D.B. Cooper : l'homme qui disparut dans la nuit avec 200 000 dollars

Le 24 novembre 1971, un homme se faisant appeler Dan Cooper détourna un Boeing 727, toucha une rançon et sauta en parachute dans les ténèbres. Il ne fut jamais retrouvé. Le seul détournement aérien non élucidé de l'histoire de l'aviation américaine.

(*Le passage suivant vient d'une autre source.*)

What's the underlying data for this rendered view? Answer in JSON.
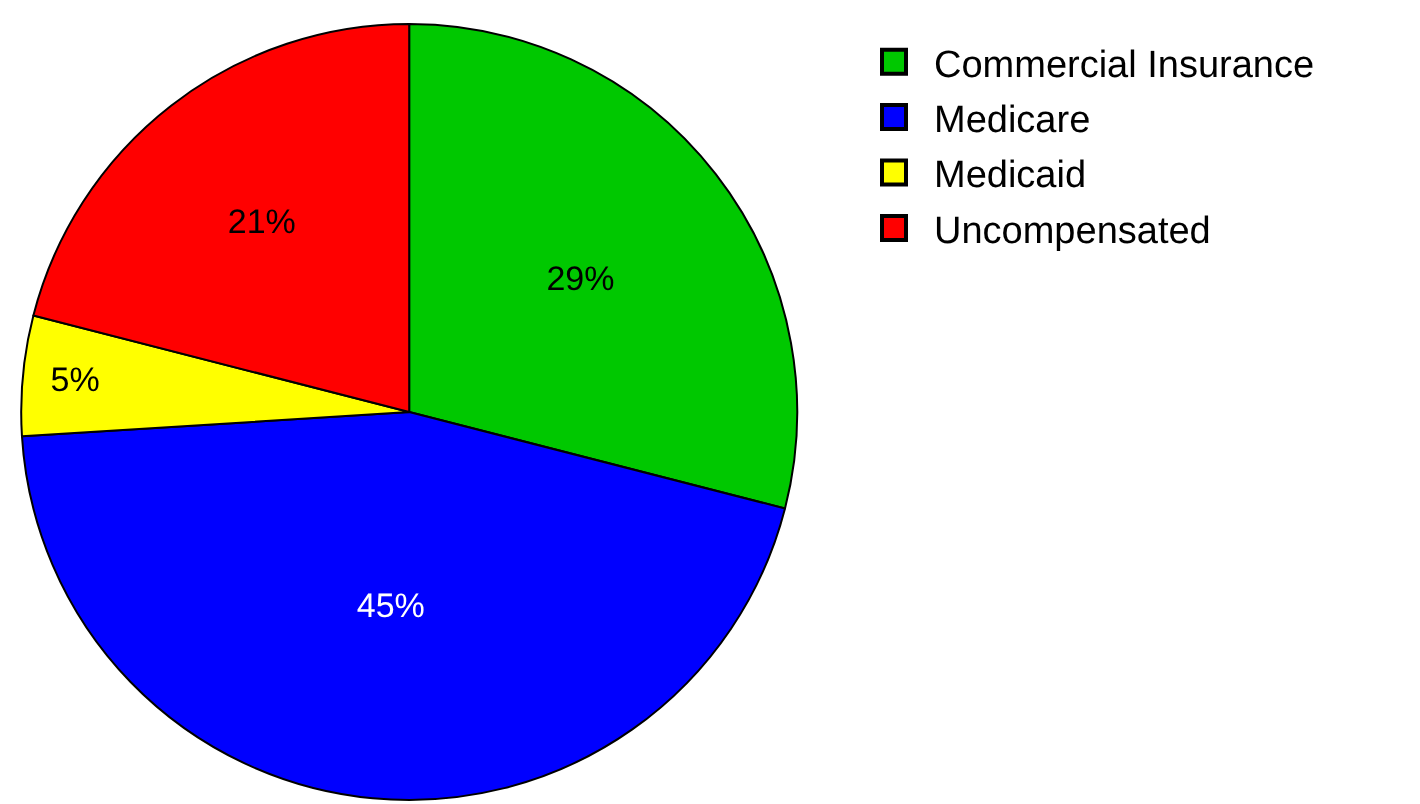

Par une soirée pluvieuse de veille de Thanksgiving 1971, un homme calme d'âge mûr en costume sombre et cravate noire embarqua à bord du vol 305 de la Northwest Orient Airlines, de Portland à Seattle. Il commanda un bourbon avec du soda. Il alluma une cigarette. Il glissa un mot à une hôtesse de l'air.

Le mot disait qu'il avait une bombe.

En quelques heures, il allait encaisser une rançon de 200 000 dollars, relâcher les 36 passagers et sauter en parachute par l'arrière d'un Boeing 727 quelque part au-dessus des forêts denses du sud-ouest de l'État de Washington. Il disparut dans les nuages d'orage et entra dans la légende.

Plus de cinquante ans plus tard, personne ne sait qui il était, s'il a survécu, ni où est passé l'argent.

Le détournement

L'homme avait acheté son billet sous le nom de « Dan Cooper » à l'aéroport international de Portland. Il était décrit comme âgé d'une quarantaine d'années, mesurant entre 1,78 m et 1,83 m, pesant environ 77 à 82 kg. Il portait un imperméable noir par-dessus son costume sombre, tenait une mallette et paraissait calme, poli et étrangement banal.

Peu après le décollage, il passa un mot à Florence Schaffner, l'une des hôtesses de l'air. Elle crut qu'il s'agissait d'un numéro de téléphone et le glissa dans son sac sans l'ouvrir. Cooper se pencha et dit : « Mademoiselle, vous feriez mieux de lire ce mot. J'ai une bombe. »

Le message exigeait 200 000 dollars en « devises américaines négociables », quatre parachutes et un camion-citerne en attente à Seattle pour ravitailler l'appareil. Lorsque Schaffner transmit le message au cockpit, Cooper entrouvrit sa mallette juste assez pour révéler un enchevêtrement de fils rouges et d'objets cylindriques.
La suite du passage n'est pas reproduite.